In the same post, Kaufman goes on to semi-bash political blogger Ezra Klein for considering himself part of Wallace's generation, despite a 20-year age gap. Kaufman then inadvertently gives a great reason for reading Wallace's masterpiece:
Note that I’m not criticizing Klein for being born in a time of cultural plenty—I would rather not have spent the better part of a decade searching for this in vain—I’m merely pointing out that his inclusion of Foster Wallace [sic] among his contemporaries dumbfounds me . . . unless I chalk it up to the novel instead of the man. Wallace might not be Klein’s contemporary, but Infinite Jest could be. Now that I’m reading it again, I’m struck by how contemporary it feels. Everything that annoyed me about it in 1996 still annoys me now—the footnotes, subsidized time, the too-frequent self-indulgent sentence—but everything that felt new in 1996 still feels new now.

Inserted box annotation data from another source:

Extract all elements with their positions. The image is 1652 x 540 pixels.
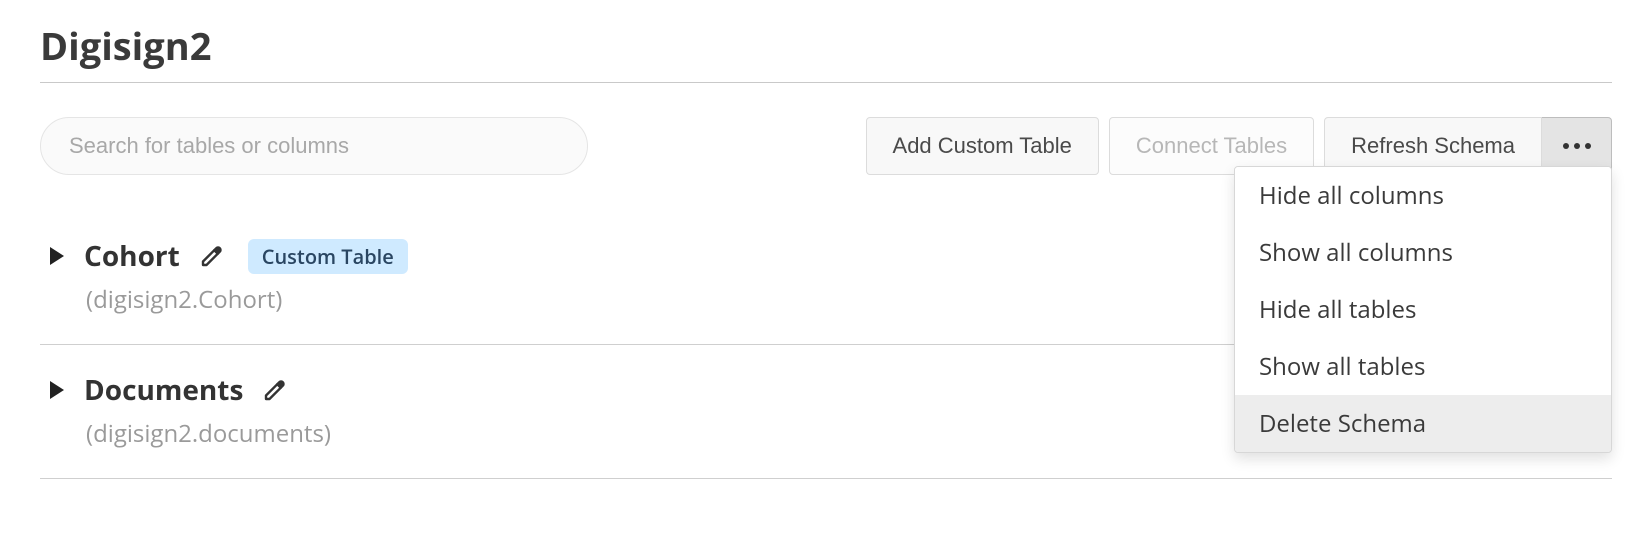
expand-caret-icon[interactable] [50,247,64,265]
menu-item-delete-schema[interactable]: Delete Schema [1235,395,1611,452]
add-custom-table-button[interactable]: Add Custom Table [866,117,1099,175]
page-title: Digisign2 [40,20,1612,83]
edit-icon[interactable] [200,244,224,268]
menu-item-show-all-tables[interactable]: Show all tables [1235,338,1611,395]
edit-icon[interactable] [263,378,287,402]
menu-item-show-all-columns[interactable]: Show all columns [1235,224,1611,281]
expand-caret-icon[interactable] [50,381,64,399]
search-wrap [40,117,588,175]
menu-item-hide-all-tables[interactable]: Hide all tables [1235,281,1611,338]
more-actions-dropdown: Hide all columns Show all columns Hide a… [1234,166,1612,453]
row-separator [40,478,1612,479]
menu-item-hide-all-columns[interactable]: Hide all columns [1235,167,1611,224]
table-name: Documents [84,371,243,409]
search-input[interactable] [40,117,588,175]
ellipsis-icon [1563,143,1591,149]
custom-table-badge: Custom Table [248,239,408,274]
table-name: Cohort [84,237,180,275]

There are various reasons for why what was new in 1996 can still feel new now, and among them is that Wallace nailed America in Infinite Jest. He nailed it in 1996 when IJ was written, and he's still nailing it now because this country is still screwed up in the same ways Wallace diagnosed 13 years ago (albeit far more closer to the nadir at this point). I'd imagine that this, and not the media treatment (which, at any rate, has generally been more concerned with suicide references in his novels and the unfinished manuscript than the substance of Infinite Jest) better explains why so many people have expressed a sincere interest in reading Infinite Jest since Wallace died.